We’ve run into and had to deal with at least a couple additional cases to consider:
Terminating a pod triggers various async state changes in the cluster, including propagating network config updates where each host updates their iptables network overlay configurations, load balancer updates, and the like. It’s possible, perhaps likely in some setups, that a pod terminates well before the network changes have converged. When this happens requests may still be forwarded to the now terminated endpoint resulting in failures. Using a preStop hook with a sufficiently long delay works around this. They suggest using a preStop hook for other reasons, and show a ~4 second delay, which may be implicitly sufficient to worth around this on their end.
Your service must handle SIGTERM properly. For example, your service may be handling a long running request. If your service tears itself down immediately upon receiving the SIGTERM, these in-flight requests will fail. Instead you’ll need to trap the SIGTERM, wait for in-flight requests to complete, and only then shutdown. Assuming you’ve addressed the networking issues in #1 you do not need to worry about handling new requests arriving after the initial SIGTERM since at that point no new traffic is routed to the pod. Luckily more and more frameworks these days have support for graceful termination. Note that there’s a configurable hard limit, terminationGracePeriodSeconds, that limits the max duration a service is given to complete shutting down cleanly.

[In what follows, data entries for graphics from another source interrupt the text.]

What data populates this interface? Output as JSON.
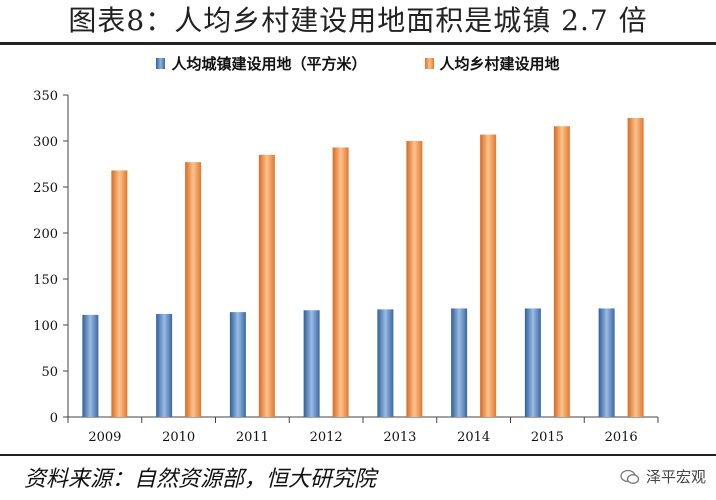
{
  "title": "图表8：人均乡村建设用地面积是城镇 2.7 倍",
  "source": "资料来源：自然资源部，恒大研究院",
  "watermark": "泽平宏观",
  "colors": {
    "series1": "#4a7ebb",
    "series2": "#f79646",
    "axis": "#444444"
  },
  "chart_data": {
    "type": "bar",
    "categories": [
      "2009",
      "2010",
      "2011",
      "2012",
      "2013",
      "2014",
      "2015",
      "2016"
    ],
    "series": [
      {
        "name": "人均城镇建设用地（平方米）",
        "values": [
          111,
          112,
          114,
          116,
          117,
          118,
          118,
          118
        ],
        "color": "#4a7ebb"
      },
      {
        "name": "人均乡村建设用地",
        "values": [
          268,
          277,
          285,
          293,
          300,
          307,
          316,
          325
        ],
        "color": "#f79646"
      }
    ],
    "ylim": [
      0,
      350
    ],
    "yticks": [
      0,
      50,
      100,
      150,
      200,
      250,
      300,
      350
    ],
    "grid": false,
    "legend": "top"
  }
}
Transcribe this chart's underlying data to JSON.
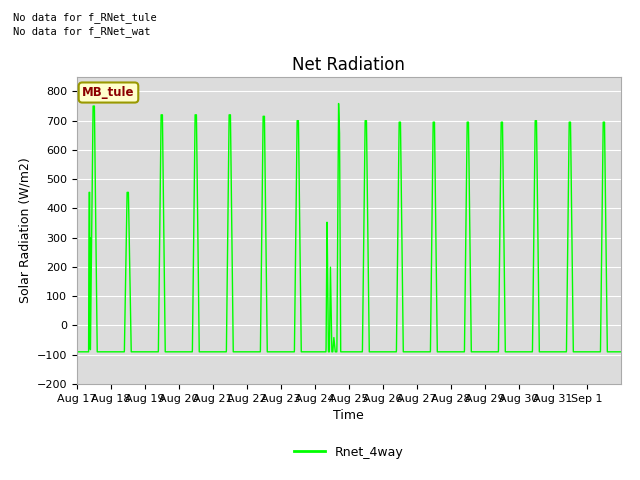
{
  "title": "Net Radiation",
  "xlabel": "Time",
  "ylabel": "Solar Radiation (W/m2)",
  "ylim": [
    -200,
    850
  ],
  "yticks": [
    -200,
    -100,
    0,
    100,
    200,
    300,
    400,
    500,
    600,
    700,
    800
  ],
  "line_color": "#00FF00",
  "line_width": 1.0,
  "bg_color": "#DCDCDC",
  "fig_bg_color": "#FFFFFF",
  "legend_label": "Rnet_4way",
  "note_line1": "No data for f_RNet_tule",
  "note_line2": "No data for f_RNet_wat",
  "legend_box_label": "MB_tule",
  "x_tick_labels": [
    "Aug 17",
    "Aug 18",
    "Aug 19",
    "Aug 20",
    "Aug 21",
    "Aug 22",
    "Aug 23",
    "Aug 24",
    "Aug 25",
    "Aug 26",
    "Aug 27",
    "Aug 28",
    "Aug 29",
    "Aug 30",
    "Aug 31",
    "Sep 1"
  ],
  "num_days": 16,
  "peak_values": [
    750,
    455,
    720,
    720,
    720,
    715,
    700,
    760,
    700,
    695,
    695,
    695,
    695,
    700,
    695,
    695
  ],
  "night_value": -90,
  "special_day_idx": 7,
  "title_fontsize": 12,
  "axis_fontsize": 9,
  "tick_fontsize": 8
}
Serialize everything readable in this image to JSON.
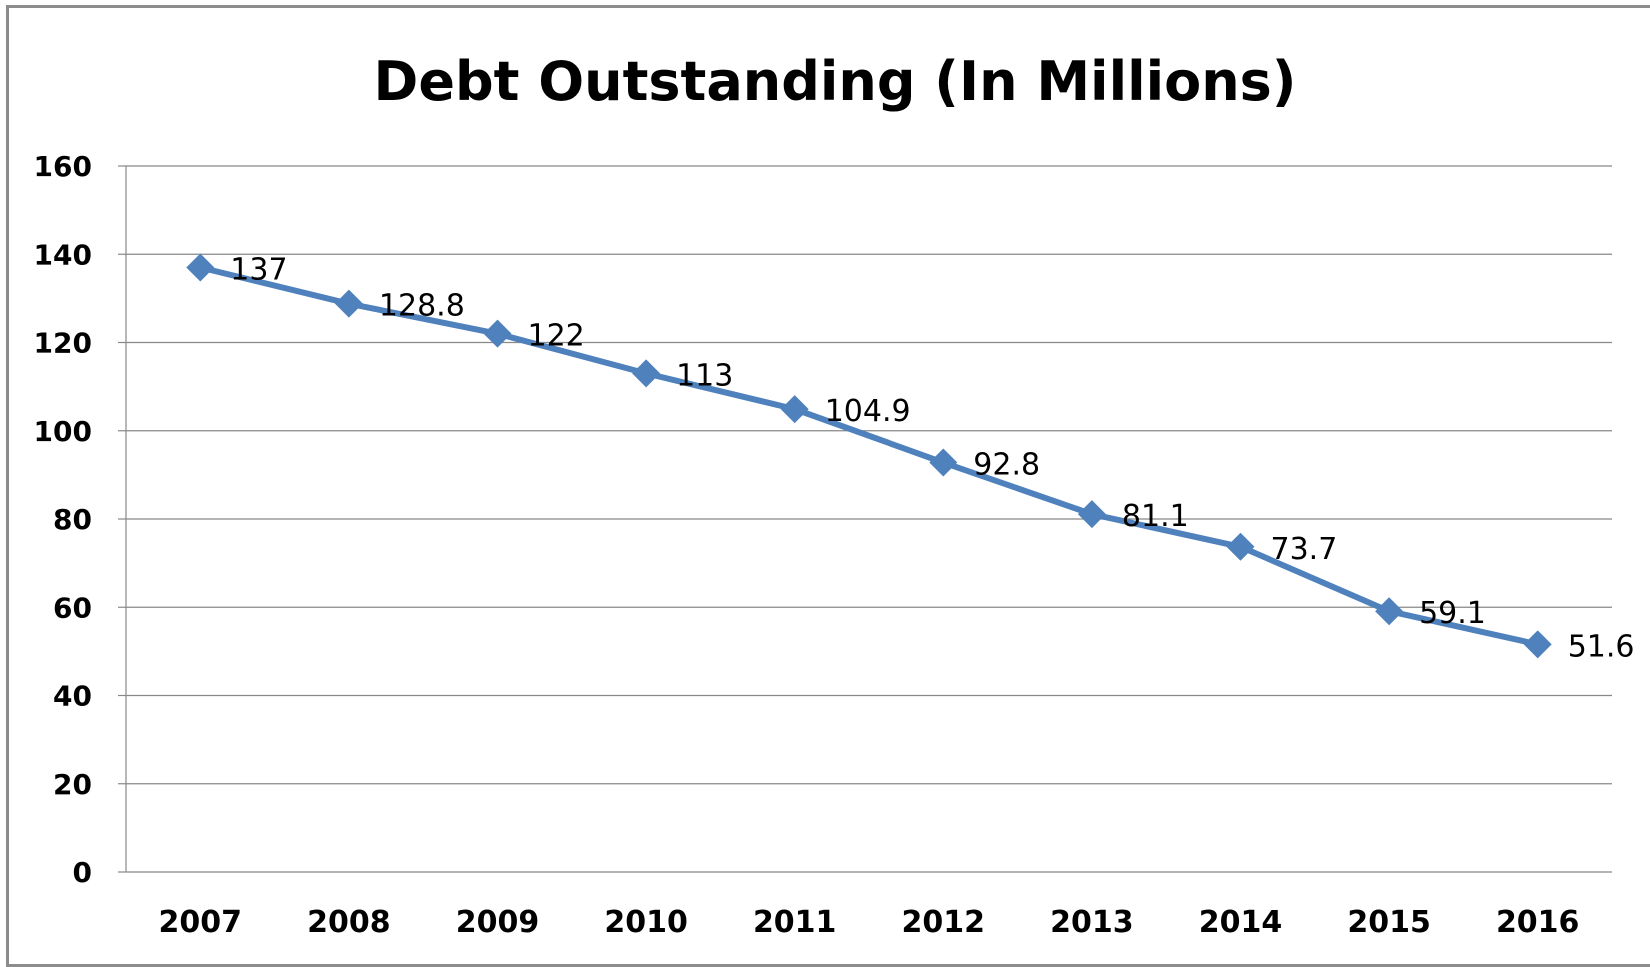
{
  "chart_data": {
    "type": "line",
    "title": "Debt Outstanding (In Millions)",
    "xlabel": "",
    "ylabel": "",
    "categories": [
      "2007",
      "2008",
      "2009",
      "2010",
      "2011",
      "2012",
      "2013",
      "2014",
      "2015",
      "2016"
    ],
    "series": [
      {
        "values": [
          137,
          128.8,
          122,
          113,
          104.9,
          92.8,
          81.1,
          73.7,
          59.1,
          51.6
        ],
        "data_labels": [
          "137",
          "128.8",
          "122",
          "113",
          "104.9",
          "92.8",
          "81.1",
          "73.7",
          "59.1",
          "51.6"
        ],
        "color": "#4f81bd",
        "marker": "diamond"
      }
    ],
    "ylim": [
      0,
      160
    ],
    "yticks": [
      "0",
      "20",
      "40",
      "60",
      "80",
      "100",
      "120",
      "140",
      "160"
    ],
    "grid": true,
    "legend": "none"
  }
}
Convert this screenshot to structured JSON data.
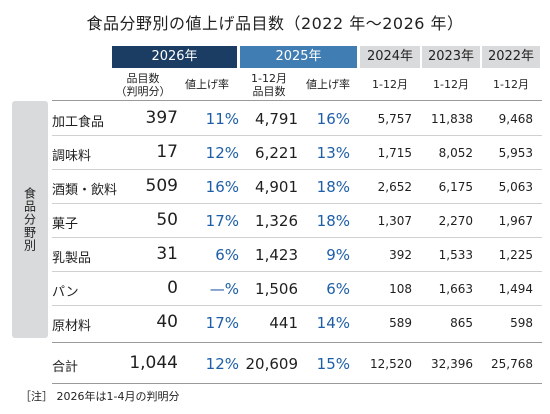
{
  "title": "食品分野別の値上げ品目数（2022 年～2026 年）",
  "headers": {
    "y2026": "2026年",
    "y2025": "2025年",
    "y2024": "2024年",
    "y2023": "2023年",
    "y2022": "2022年"
  },
  "subheaders": {
    "count2026": "品目数\n（判明分）",
    "rate2026": "値上げ率",
    "count2025": "1-12月\n品目数",
    "rate2025": "値上げ率",
    "p2024": "1-12月",
    "p2023": "1-12月",
    "p2022": "1-12月"
  },
  "side_label": "食品分野別",
  "note": "［注］ 2026年は1-4月の判明分",
  "colors": {
    "y2026": "#1b3d63",
    "y2025": "#3f7db3",
    "past": "#d9dadb",
    "rate_text": "#1d5ea8"
  },
  "chart_data": {
    "type": "table",
    "title": "食品分野別の値上げ品目数（2022 年～2026 年）",
    "columns": [
      "2026年 品目数（判明分）",
      "2026年 値上げ率",
      "2025年 1-12月 品目数",
      "2025年 値上げ率",
      "2024年 1-12月",
      "2023年 1-12月",
      "2022年 1-12月"
    ],
    "rows": [
      {
        "label": "加工食品",
        "c2026": "397",
        "r2026": "11%",
        "c2025": "4,791",
        "r2025": "16%",
        "c2024": "5,757",
        "c2023": "11,838",
        "c2022": "9,468"
      },
      {
        "label": "調味料",
        "c2026": "17",
        "r2026": "12%",
        "c2025": "6,221",
        "r2025": "13%",
        "c2024": "1,715",
        "c2023": "8,052",
        "c2022": "5,953"
      },
      {
        "label": "酒類・飲料",
        "c2026": "509",
        "r2026": "16%",
        "c2025": "4,901",
        "r2025": "18%",
        "c2024": "2,652",
        "c2023": "6,175",
        "c2022": "5,063"
      },
      {
        "label": "菓子",
        "c2026": "50",
        "r2026": "17%",
        "c2025": "1,326",
        "r2025": "18%",
        "c2024": "1,307",
        "c2023": "2,270",
        "c2022": "1,967"
      },
      {
        "label": "乳製品",
        "c2026": "31",
        "r2026": "6%",
        "c2025": "1,423",
        "r2025": "9%",
        "c2024": "392",
        "c2023": "1,533",
        "c2022": "1,225"
      },
      {
        "label": "パン",
        "c2026": "0",
        "r2026": "—%",
        "c2025": "1,506",
        "r2025": "6%",
        "c2024": "108",
        "c2023": "1,663",
        "c2022": "1,494"
      },
      {
        "label": "原材料",
        "c2026": "40",
        "r2026": "17%",
        "c2025": "441",
        "r2025": "14%",
        "c2024": "589",
        "c2023": "865",
        "c2022": "598"
      }
    ],
    "total": {
      "label": "合計",
      "c2026": "1,044",
      "r2026": "12%",
      "c2025": "20,609",
      "r2025": "15%",
      "c2024": "12,520",
      "c2023": "32,396",
      "c2022": "25,768"
    }
  }
}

Great points and I would add that I don’t see enough of this advice out in the wild. Proper use of preStop and handling of signals is absolutely imperative for zero dropped packet deploys in Kube. I expect this catches out organisations the world over.
Indeed. That’s the reason for the 2 second delay at the beginning of our preStop
Lots of trial and error!
2 seconds ain’t all that bad! We use 15, which works but I’d sure like a deterministic way to know when it’s safe to start terminating (I appreciate the complexity of this as there’s lot of moving parts and even more so at scale). I’ve seen anecdotes that GKE deployments need 30+ seconds… trial and error as you say : )